Henry VIII was never a man of Catholic tastes. He may have married six times, but the women he chose, with the exception of Anne Boleyn, were decidedly similar in the way they looked – at least to judge by their portraits. The recent discovery that a painting long believed to represent Catherine Parr, Henry’s sixth wife, is actually a portrait of Catherine of Aragon, his first, has led curators at Hever Castle to a bold conclusion. Henry VIII had a “type”.
The king married the Spanish widow of his late brother Arthur in 1509 when he was 17 and she 23. Catherine was said to be a woman of beauty and ‘agreeable and dignified manners’. Henry certainly had no objections on that front. Catherine had thick auburn hair and pale skin, both qualities much admired in Tudor England.

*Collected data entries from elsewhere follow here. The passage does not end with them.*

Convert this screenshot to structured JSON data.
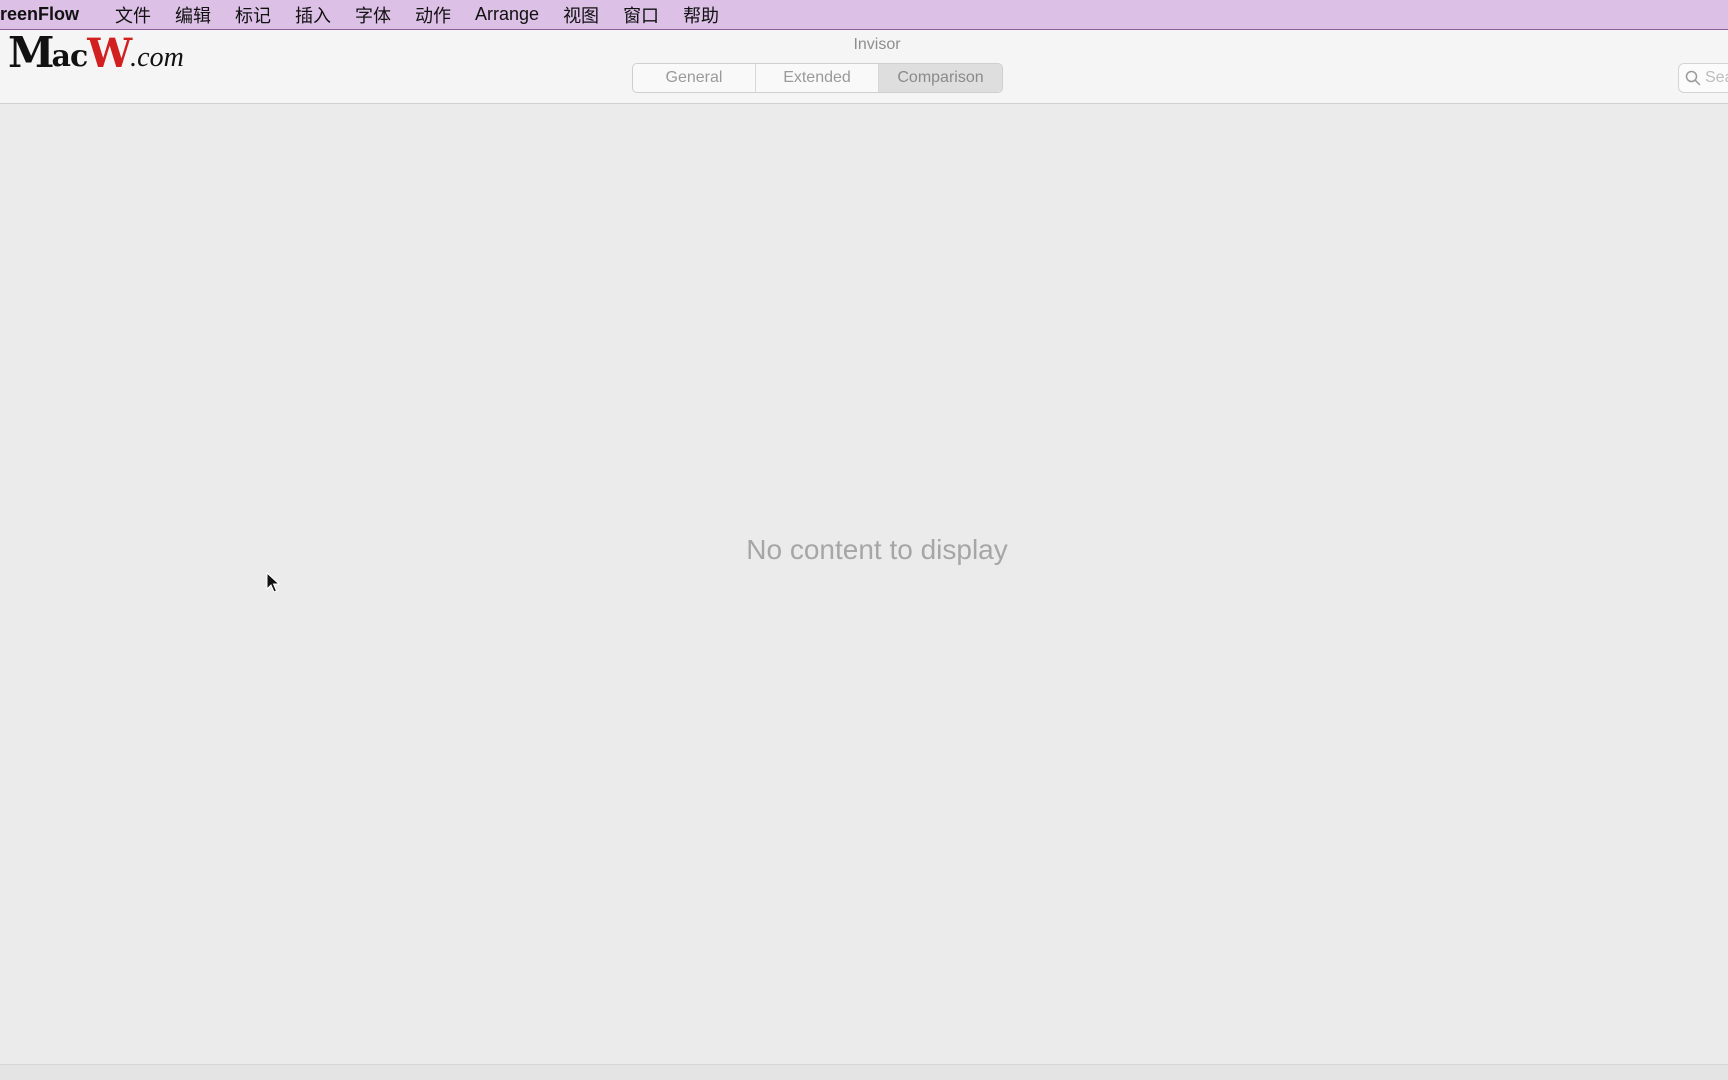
{
  "menubar": {
    "app_name": "reenFlow",
    "items": [
      "文件",
      "编辑",
      "标记",
      "插入",
      "字体",
      "动作",
      "Arrange",
      "视图",
      "窗口",
      "帮助"
    ]
  },
  "logo": {
    "text_m": "M",
    "text_ac": "ac",
    "text_w": "W",
    "text_com": ".com"
  },
  "window": {
    "title": "Invisor"
  },
  "tabs": [
    {
      "label": "General",
      "active": false
    },
    {
      "label": "Extended",
      "active": false
    },
    {
      "label": "Comparison",
      "active": true
    }
  ],
  "search": {
    "placeholder": "Search",
    "icon": "search-icon"
  },
  "main": {
    "empty_message": "No content to display"
  },
  "colors": {
    "menubar": "#dcc0e6",
    "background": "#ebebeb",
    "logo_accent": "#d21f1f"
  }
}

Catherine Parr, who married Henry in 1543, just a few years before he died, was also auburn-haired and pale-faced. A contemporary portrait by the artist William Scrots shows her to have had elegantly arched eyebrows, delicate features and hazel eyes. Like Catherine of Aragon, who in the Hever Castle portrait has boldly painted lips and cheeks, she has an elegantly small nose.

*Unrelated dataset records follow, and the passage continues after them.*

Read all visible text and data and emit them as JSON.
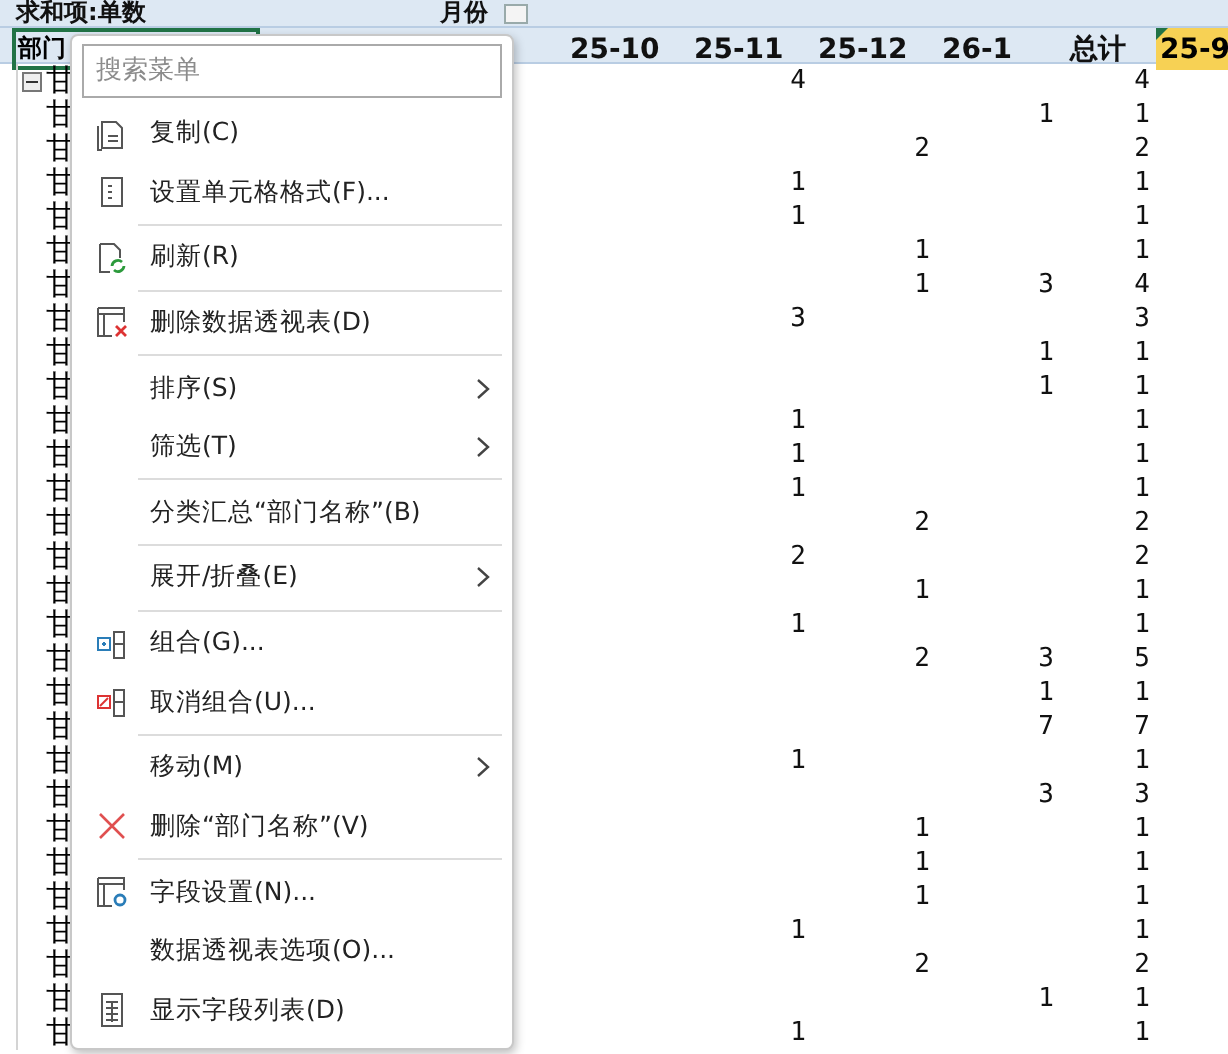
{
  "sheet": {
    "header_top": {
      "field": "求和项:单数",
      "column_field": "月份"
    },
    "header_columns": {
      "row_field": "部门",
      "months": [
        "25-10",
        "25-11",
        "25-12",
        "26-1"
      ],
      "total": "总计",
      "extra": "25-9"
    },
    "rows": [
      {
        "label": "甘",
        "kind": "group",
        "expanded": true,
        "cells": [
          null,
          "4",
          null,
          null,
          "4"
        ]
      },
      {
        "label": "甘",
        "kind": "item",
        "cells": [
          null,
          null,
          null,
          "1",
          "1"
        ]
      },
      {
        "label": "甘",
        "kind": "item",
        "cells": [
          null,
          null,
          "2",
          null,
          "2"
        ]
      },
      {
        "label": "甘",
        "kind": "item",
        "cells": [
          null,
          "1",
          null,
          null,
          "1"
        ]
      },
      {
        "label": "甘",
        "kind": "item",
        "cells": [
          null,
          "1",
          null,
          null,
          "1"
        ]
      },
      {
        "label": "甘",
        "kind": "item",
        "cells": [
          null,
          null,
          "1",
          null,
          "1"
        ]
      },
      {
        "label": "甘",
        "kind": "item",
        "cells": [
          null,
          null,
          "1",
          "3",
          "4"
        ]
      },
      {
        "label": "甘",
        "kind": "item",
        "cells": [
          null,
          "3",
          null,
          null,
          "3"
        ]
      },
      {
        "label": "甘",
        "kind": "item",
        "cells": [
          null,
          null,
          null,
          "1",
          "1"
        ]
      },
      {
        "label": "甘",
        "kind": "item",
        "cells": [
          null,
          null,
          null,
          "1",
          "1"
        ]
      },
      {
        "label": "甘",
        "kind": "item",
        "cells": [
          null,
          "1",
          null,
          null,
          "1"
        ]
      },
      {
        "label": "甘",
        "kind": "item",
        "cells": [
          null,
          "1",
          null,
          null,
          "1"
        ]
      },
      {
        "label": "甘",
        "kind": "item",
        "cells": [
          null,
          "1",
          null,
          null,
          "1"
        ]
      },
      {
        "label": "甘",
        "kind": "item",
        "cells": [
          null,
          null,
          "2",
          null,
          "2"
        ]
      },
      {
        "label": "甘",
        "kind": "item",
        "cells": [
          null,
          "2",
          null,
          null,
          "2"
        ]
      },
      {
        "label": "甘",
        "kind": "item",
        "cells": [
          null,
          null,
          "1",
          null,
          "1"
        ]
      },
      {
        "label": "甘",
        "kind": "item",
        "cells": [
          null,
          "1",
          null,
          null,
          "1"
        ]
      },
      {
        "label": "甘",
        "kind": "item",
        "cells": [
          null,
          null,
          "2",
          "3",
          "5"
        ]
      },
      {
        "label": "甘",
        "kind": "item",
        "cells": [
          null,
          null,
          null,
          "1",
          "1"
        ]
      },
      {
        "label": "甘",
        "kind": "item",
        "cells": [
          null,
          null,
          null,
          "7",
          "7"
        ]
      },
      {
        "label": "甘",
        "kind": "item",
        "cells": [
          null,
          "1",
          null,
          null,
          "1"
        ]
      },
      {
        "label": "甘",
        "kind": "item",
        "cells": [
          null,
          null,
          null,
          "3",
          "3"
        ]
      },
      {
        "label": "甘",
        "kind": "item",
        "cells": [
          null,
          null,
          "1",
          null,
          "1"
        ]
      },
      {
        "label": "甘",
        "kind": "item",
        "cells": [
          null,
          null,
          "1",
          null,
          "1"
        ]
      },
      {
        "label": "甘",
        "kind": "item",
        "cells": [
          null,
          null,
          "1",
          null,
          "1"
        ]
      },
      {
        "label": "甘",
        "kind": "item",
        "cells": [
          null,
          "1",
          null,
          null,
          "1"
        ]
      },
      {
        "label": "甘",
        "kind": "item",
        "cells": [
          null,
          null,
          "2",
          null,
          "2"
        ]
      },
      {
        "label": "甘",
        "kind": "item",
        "cells": [
          null,
          null,
          null,
          "1",
          "1"
        ]
      },
      {
        "label": "甘",
        "kind": "item",
        "cells": [
          null,
          "1",
          null,
          null,
          "1"
        ]
      }
    ]
  },
  "context_menu": {
    "search": {
      "placeholder": "搜索菜单"
    },
    "items": [
      {
        "label": "复制(C)",
        "kind": "copy",
        "submenu": false,
        "separator_after": false
      },
      {
        "label": "设置单元格格式(F)...",
        "kind": "format",
        "submenu": false,
        "separator_after": true
      },
      {
        "label": "刷新(R)",
        "kind": "refresh",
        "submenu": false,
        "separator_after": true
      },
      {
        "label": "删除数据透视表(D)",
        "kind": "delete-table",
        "submenu": false,
        "separator_after": true
      },
      {
        "label": "排序(S)",
        "kind": "plain",
        "submenu": true,
        "separator_after": false
      },
      {
        "label": "筛选(T)",
        "kind": "plain",
        "submenu": true,
        "separator_after": true
      },
      {
        "label": "分类汇总“部门名称”(B)",
        "kind": "plain",
        "submenu": false,
        "separator_after": true
      },
      {
        "label": "展开/折叠(E)",
        "kind": "plain",
        "submenu": true,
        "separator_after": true
      },
      {
        "label": "组合(G)...",
        "kind": "group",
        "submenu": false,
        "separator_after": false
      },
      {
        "label": "取消组合(U)...",
        "kind": "ungroup",
        "submenu": false,
        "separator_after": true
      },
      {
        "label": "移动(M)",
        "kind": "plain",
        "submenu": true,
        "separator_after": false
      },
      {
        "label": "删除“部门名称”(V)",
        "kind": "remove",
        "submenu": false,
        "separator_after": true
      },
      {
        "label": "字段设置(N)...",
        "kind": "field-settings",
        "submenu": false,
        "separator_after": false
      },
      {
        "label": "数据透视表选项(O)...",
        "kind": "plain",
        "submenu": false,
        "separator_after": false
      },
      {
        "label": "显示字段列表(D)",
        "kind": "field-list",
        "submenu": false,
        "separator_after": false
      }
    ]
  }
}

This is not the first time the two women have been confused. A portrait at Lambeth Palace thought to show Catherine Parr has similarly been reanalysed and declared to be a likeness of Catherine of Aragon. Meanwhile, the identification of a portrait miniature by Hans Holbein, believed to capture Catherine Howard, was thrown open to question last year, with an art historian suggesting that the sitter was actually Anne of Cleves.

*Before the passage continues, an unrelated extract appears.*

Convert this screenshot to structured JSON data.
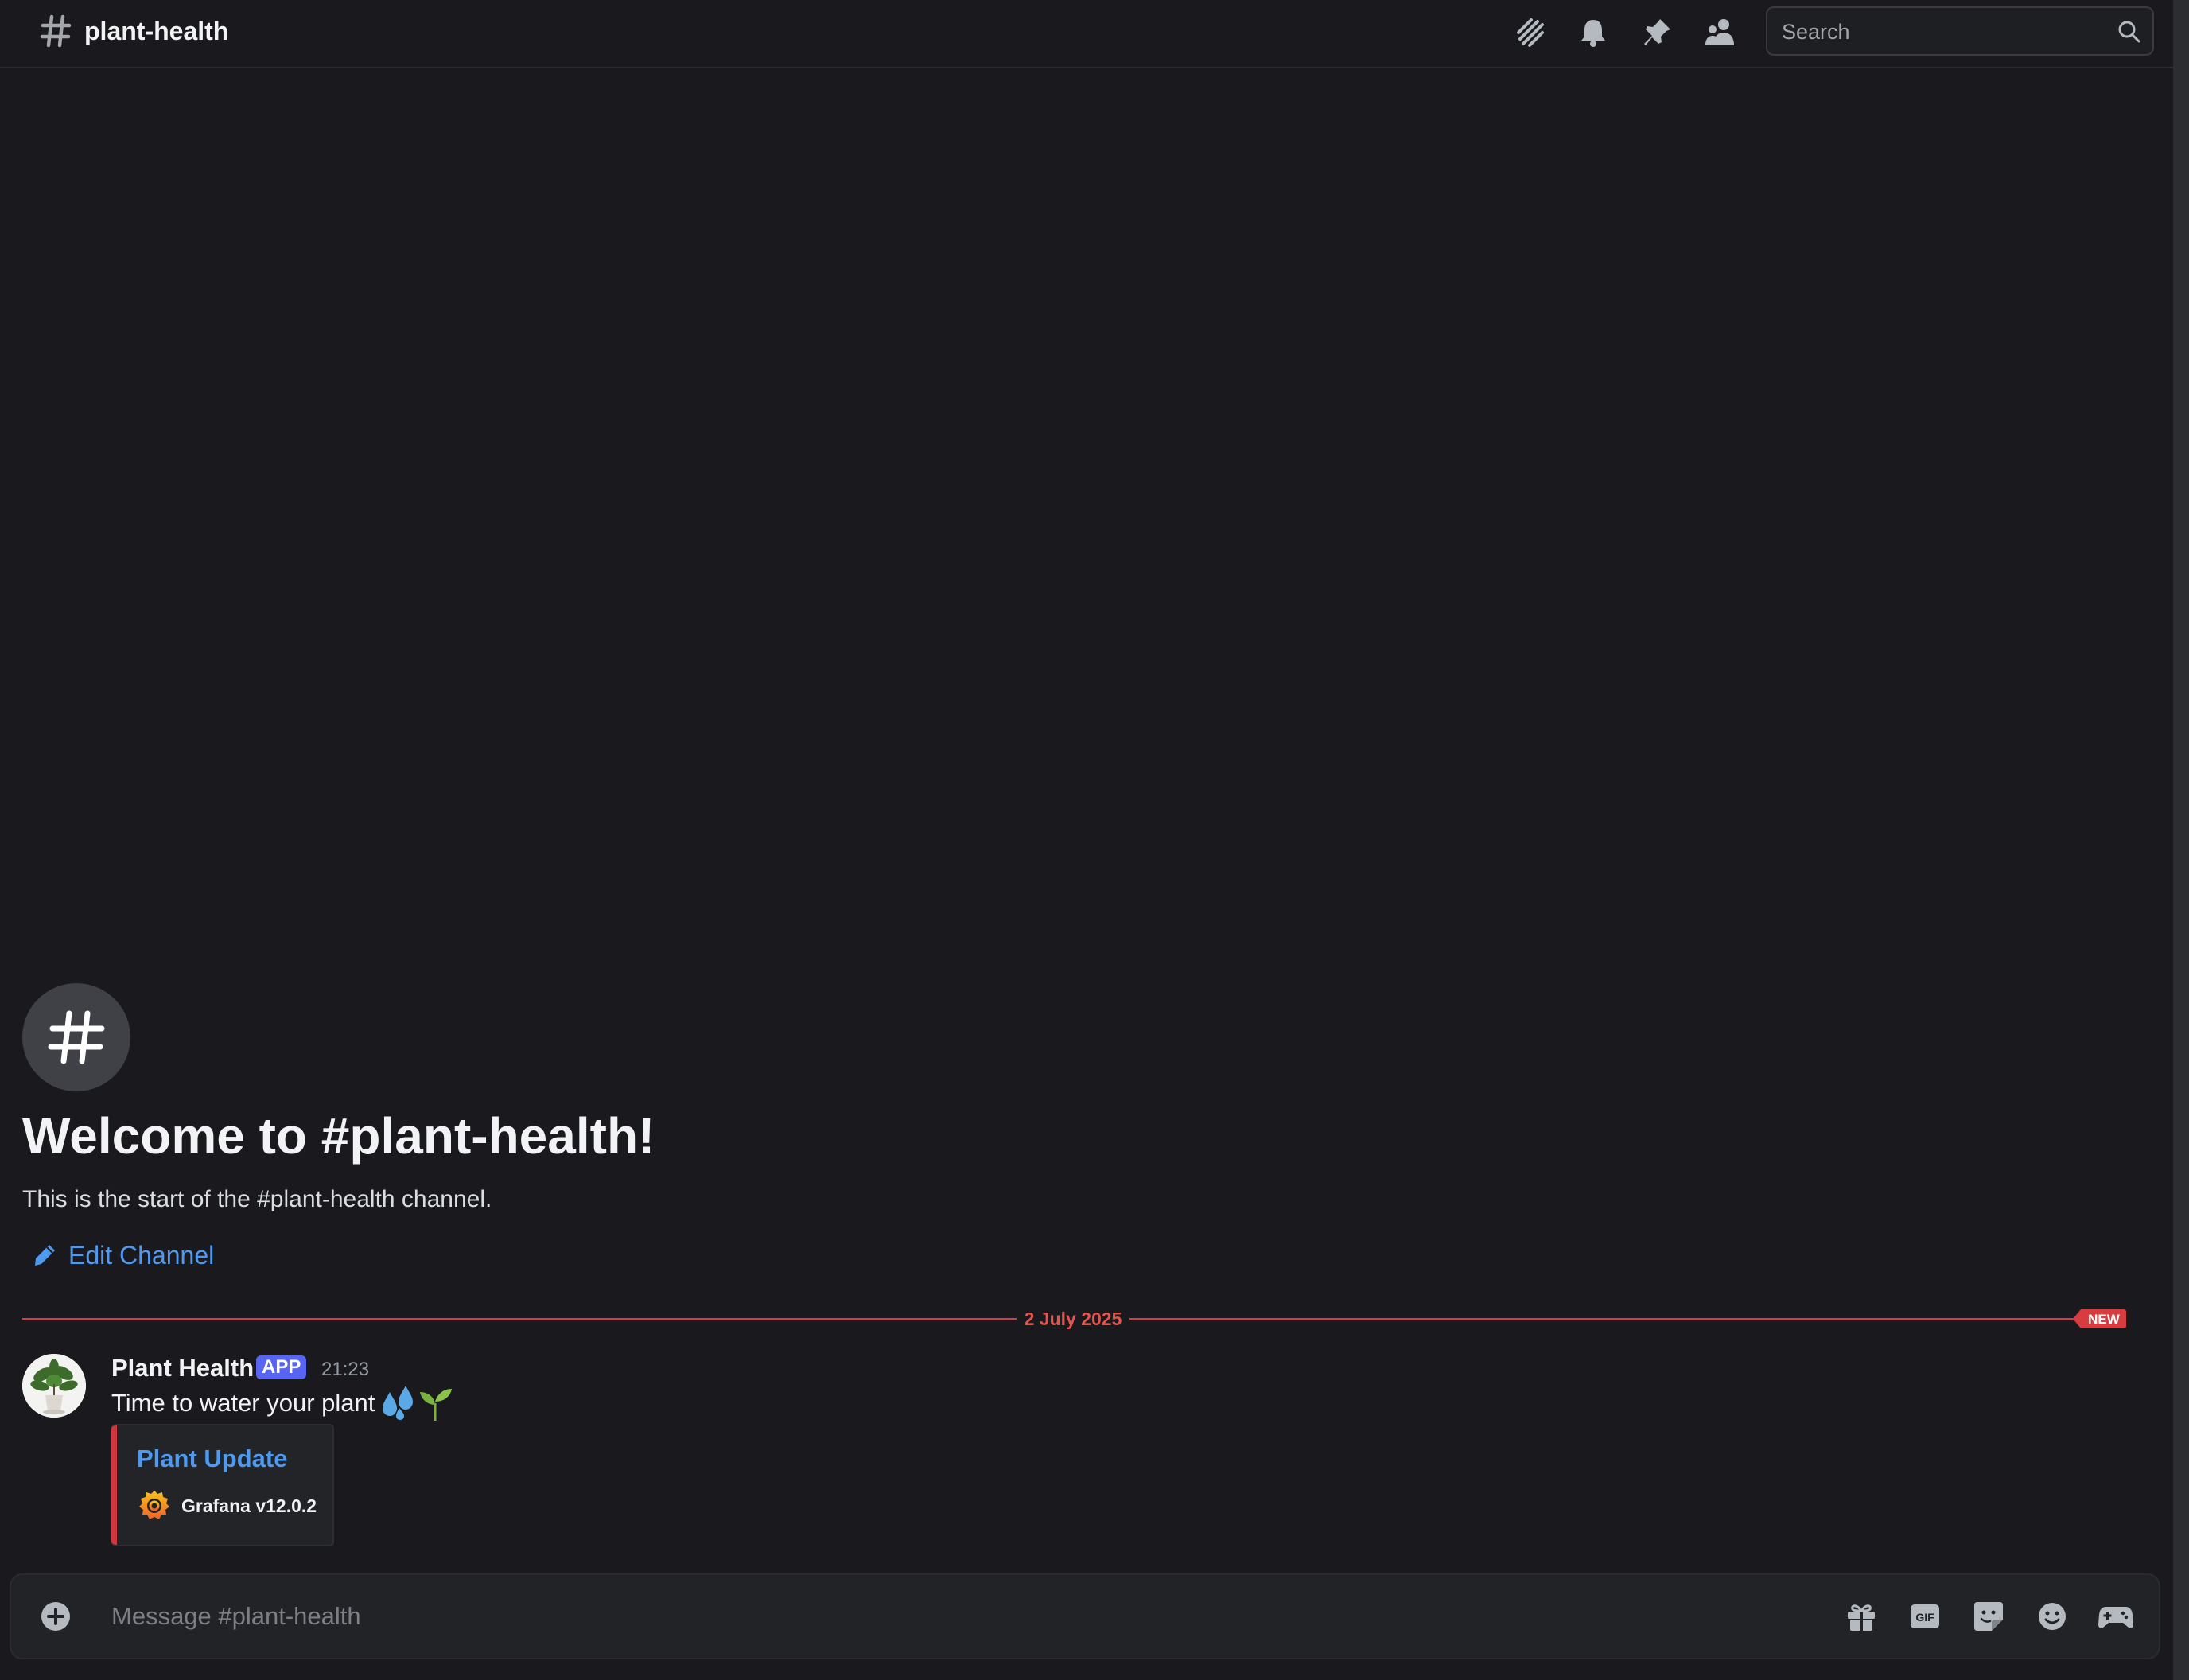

One major difference between Catherine of Aragon and Catherine Parr would have been difficult to capture in portraiture. While the former was rather short and of a healthy build – a miniature shows her to have had a positively fleshy face and blue eyes – the latter was willowy and the tallest of Henry’s wives. Parr’s height would have given her an advantage at a time when women were admired for extra inches. Mary, Queen of Scots was striking at almost six feet tall.
But there is no escaping the fact that the Hever Castle portrait is highly stylised. No Holbein, it is comparatively flat and lifeless, making Catherine of Aragon look less like a human than a porcelain doll. Her fair hair and pale skin have been highlighted intentionally because they were believed to reflect inner purity and cleanliness of soul. Such was the fashion for both that even women outside the court resorted to lightening their flesh and tresses with serums and balms. Venetian Ceruse, a white foundation of white lead and vinegar, was liberally applied to the face, and sulphur and saffron were similarly used for bleaching and blonding. An artist’s paintbrush had the potential to do an even better job of it. This is a portrait painted to reassure a king prone to paranoia.